Due to soaring expenses, Microsoft has decided to cancel the majority of licenses for Anthropic's Claude Code, an AI-driven programming assistant. This move is part of a broader strategy that includes shifting engineers to GitHub Copilot CLI instead. Despite the license cancellations, Microsoft remains committed to investing in Anthropic, with plans to inject up to $5 billion. In return, Anthropic has pledged to spend $30 billion on Azure cloud services.

While Microsoft scales back its use of Claude Code, Uber has reported exhausting its entire annual budget for AI tools in just four months. Uber’s Chief Technology Officer, Pravin Neppalli Naga, commented:

“I’m back to zero because the budget I planned is already used up.” – Pravin Neppalli Naga

This situation highlights that roughly 70% of Uber’s code is now written with AI assistance, underscoring the growing role of artificial intelligence in software development. Individual engineers at Uber spend between $500 and $2,000 per month on tokens to access AI tools. The token-based payment model is raising concerns, as even when the price per token drops, total costs continue to climb because usage increases. This observation is echoed by Fortune.

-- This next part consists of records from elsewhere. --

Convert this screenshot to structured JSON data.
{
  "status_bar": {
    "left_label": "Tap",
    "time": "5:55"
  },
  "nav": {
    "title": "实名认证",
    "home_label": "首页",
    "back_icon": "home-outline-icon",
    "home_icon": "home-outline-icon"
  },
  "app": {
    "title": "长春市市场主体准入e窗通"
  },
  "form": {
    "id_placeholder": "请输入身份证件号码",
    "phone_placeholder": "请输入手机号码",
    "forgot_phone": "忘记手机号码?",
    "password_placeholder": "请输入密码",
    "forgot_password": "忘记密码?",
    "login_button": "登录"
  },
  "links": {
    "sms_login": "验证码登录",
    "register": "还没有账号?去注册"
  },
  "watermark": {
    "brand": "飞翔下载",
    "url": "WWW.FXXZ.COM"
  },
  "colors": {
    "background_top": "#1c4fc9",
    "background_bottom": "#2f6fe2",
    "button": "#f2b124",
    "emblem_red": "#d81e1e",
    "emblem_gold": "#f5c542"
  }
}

Rising AI Costs in the Corporate Sector

A similar trend of escalating AI expenses is emerging across the corporate world. Gartner has warned about rising enterprise AI costs through 2030, while Goldman Sachs projects a 24-fold increase in token consumption by that year, with monthly usage expected to reach up to 120 quadrillion tokens. Meanwhile, studies indicate that over 80% of AI projects in business fail to deliver expected results, highlighting the risks tied to investments in new technologies.

The cancellation of Claude Code licenses may signal the growing financial hurdles tech companies face with AI adoption. At the same time, Uber’s experience shows that even increasing reliance on AI can lead to budget overruns, forcing companies to rethink how they fund such technologies. In light of these developments, the need for strategic planning and risk assessment in AI implementation is becoming increasingly clear for the corporate sector.